Liberal arts valued in tech industry

A wall in the Flynt Commons of the Angell College Center, also known around campus as the “blue room,” displays some of Plattsburgh State’s core values and missions. An excerpt reads, “Revisions to general education will fortify the liberal arts core. New programs will better align with market demand.”

There are five ways that college degrees will change in 2016, according to an USA Today College article.

“More and more technology leaders are looking to build workforces full of creative thinkers to complement and support the coders and developers,” USA Today College reported. “What better preparation for a career in creativity, communication and critical thinking than liberal arts?”

These degrees include studies in social sciences and humanities, including majors such as language studies, literature, history, anthropology and philosophy, among countless others.

Liberal arts programs and degrees are as traditional as the higher education system itself. Most colleges were established as “training grounds” for the liberal arts, according to PSUC Career Development Center Director Julia Overton-Healy. She said liberal arts degrees provide students with a broad perspective.
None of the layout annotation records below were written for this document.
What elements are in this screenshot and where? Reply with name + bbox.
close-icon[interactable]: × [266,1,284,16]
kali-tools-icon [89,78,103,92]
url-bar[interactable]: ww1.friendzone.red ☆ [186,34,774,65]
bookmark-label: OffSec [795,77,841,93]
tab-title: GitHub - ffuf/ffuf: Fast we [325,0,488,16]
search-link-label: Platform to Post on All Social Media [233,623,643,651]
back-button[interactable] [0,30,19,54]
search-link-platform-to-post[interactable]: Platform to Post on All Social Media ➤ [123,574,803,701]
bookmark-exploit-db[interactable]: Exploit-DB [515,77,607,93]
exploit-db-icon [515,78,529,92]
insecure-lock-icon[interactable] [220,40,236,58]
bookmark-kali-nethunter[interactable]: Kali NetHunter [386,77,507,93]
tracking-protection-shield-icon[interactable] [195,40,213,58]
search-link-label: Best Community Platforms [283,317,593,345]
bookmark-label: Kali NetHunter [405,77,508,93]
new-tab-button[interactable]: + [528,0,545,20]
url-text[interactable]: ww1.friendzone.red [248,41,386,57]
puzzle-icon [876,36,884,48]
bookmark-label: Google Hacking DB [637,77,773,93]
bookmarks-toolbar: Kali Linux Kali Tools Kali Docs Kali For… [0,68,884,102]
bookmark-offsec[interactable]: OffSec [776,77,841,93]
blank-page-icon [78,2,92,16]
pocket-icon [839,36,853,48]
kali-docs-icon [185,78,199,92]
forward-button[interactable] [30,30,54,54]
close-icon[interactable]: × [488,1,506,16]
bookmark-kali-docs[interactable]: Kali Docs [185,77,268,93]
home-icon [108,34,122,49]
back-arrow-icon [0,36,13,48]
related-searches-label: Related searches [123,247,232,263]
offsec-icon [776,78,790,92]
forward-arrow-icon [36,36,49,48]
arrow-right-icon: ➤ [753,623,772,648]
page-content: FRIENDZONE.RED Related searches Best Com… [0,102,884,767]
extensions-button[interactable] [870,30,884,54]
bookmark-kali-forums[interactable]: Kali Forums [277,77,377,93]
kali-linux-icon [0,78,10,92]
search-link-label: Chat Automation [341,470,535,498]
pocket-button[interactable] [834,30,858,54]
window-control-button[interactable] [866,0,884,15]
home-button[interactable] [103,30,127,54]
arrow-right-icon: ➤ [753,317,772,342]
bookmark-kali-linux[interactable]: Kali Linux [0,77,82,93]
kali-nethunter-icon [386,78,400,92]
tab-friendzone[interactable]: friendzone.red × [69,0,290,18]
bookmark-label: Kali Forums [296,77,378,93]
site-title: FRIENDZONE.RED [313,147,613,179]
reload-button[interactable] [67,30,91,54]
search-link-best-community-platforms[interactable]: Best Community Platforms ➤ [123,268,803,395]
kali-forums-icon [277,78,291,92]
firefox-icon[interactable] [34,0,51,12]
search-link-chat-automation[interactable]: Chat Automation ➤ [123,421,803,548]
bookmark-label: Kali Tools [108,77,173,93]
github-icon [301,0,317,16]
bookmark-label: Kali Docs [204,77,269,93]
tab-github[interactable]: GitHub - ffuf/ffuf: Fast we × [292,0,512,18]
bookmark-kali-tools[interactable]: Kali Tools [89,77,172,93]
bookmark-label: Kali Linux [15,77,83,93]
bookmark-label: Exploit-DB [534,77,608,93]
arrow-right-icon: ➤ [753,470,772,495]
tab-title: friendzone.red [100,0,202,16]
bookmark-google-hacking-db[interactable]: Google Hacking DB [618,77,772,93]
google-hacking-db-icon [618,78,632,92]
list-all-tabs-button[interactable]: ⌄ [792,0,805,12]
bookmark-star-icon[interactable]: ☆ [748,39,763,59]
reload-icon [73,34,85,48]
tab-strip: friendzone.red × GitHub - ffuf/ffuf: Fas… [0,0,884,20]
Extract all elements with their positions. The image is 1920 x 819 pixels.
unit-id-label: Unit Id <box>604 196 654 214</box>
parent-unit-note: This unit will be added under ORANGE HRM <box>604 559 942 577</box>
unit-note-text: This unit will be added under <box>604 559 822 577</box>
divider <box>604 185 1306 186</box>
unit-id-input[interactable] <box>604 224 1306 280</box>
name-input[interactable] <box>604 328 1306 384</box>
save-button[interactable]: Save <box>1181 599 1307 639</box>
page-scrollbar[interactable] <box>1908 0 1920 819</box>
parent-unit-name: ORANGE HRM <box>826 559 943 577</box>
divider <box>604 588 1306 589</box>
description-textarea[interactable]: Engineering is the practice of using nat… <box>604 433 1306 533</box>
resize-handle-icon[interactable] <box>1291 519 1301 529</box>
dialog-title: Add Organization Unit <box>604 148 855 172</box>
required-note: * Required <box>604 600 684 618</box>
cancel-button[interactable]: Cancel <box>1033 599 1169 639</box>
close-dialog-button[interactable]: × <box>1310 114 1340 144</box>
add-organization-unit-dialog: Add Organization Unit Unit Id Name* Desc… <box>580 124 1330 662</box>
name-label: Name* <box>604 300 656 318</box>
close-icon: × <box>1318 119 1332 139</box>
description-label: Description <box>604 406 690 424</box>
She said liberal arts degrees were “renaissance degrees” because they provide students with a variety of knowledge and versatile skill sets.

PSUC Distinguished Teaching Professor of Anthropology James Armstrong considers a liberal arts education the “foundation of a good education.”

Armstrong said liberal arts programs are the “engine that pushes students” to become more involved in areas such as voting and volunteer work. He said liberal arts educations provide students with creative and ethical thinking skills, which he said they are, in turn, “good for society and civic responsibility.”

Overton-Healy also said employers today are all looking for similar qualities. Even in technology-based fields, they look for applicants with effective critical thinking, communication, writing and problem-solving skills, all of which are provided by various liberal arts degrees.

She said students may not necessarily have to choose between what intrigues them and what provides job stability. She said it is about “following what you love, and making it work with the job you have.”

She said employers are less concerned with the degree applicants hold, but more about the employee’s relevancy and skill sets.

“A liberal arts background equips a student to be a nimble thinker (and) to use multiple intelligences,” Overton-Healy said.

PSUC Philosophy Department Associate Professor and Chair Kurtis Hagen suggests the humanities programs and humanity are connected because both are concerned with “what human life is all about.”

He contrasts it with fields that are more technically and practically oriented, like sciences such as biology and physics.

“It’s not that humanity doesn’t figure in, but there’s a sense in which human issues are a step removed from those other disciplines,” Hagen said.

He also said students should not have to choose between majoring in what interests them and majoring in a secure career field. However, he said they should consider picking up a minor or second major. He said one could be a more practical or technical area of study, and the other could be in a humanities or liberal arts program.

“Most young people nowadays can reasonably expect to have multiple careers,” the philosophy department reported in its course requirements. “You have probably thought about your first career, but what are you doing to prepare for our second and third careers?”

The requirements said the program offers “the most general and widely transferable skills that are sought after regardless of one’s particular profession.”

Some of the skills mentioned include critical and creative thinking, analysis and evaluation of arguments and evidence and “grasping and wielding abstract ideas.”

Overton-Healy said liberal arts programs and degrees are useful because they help shape well-rounded students, giving them experience in multiple fields and studies.

She said as the economy shifts over time, employers will continue to seek out these well-rounded students to meet the demands of an ever-changing economic system.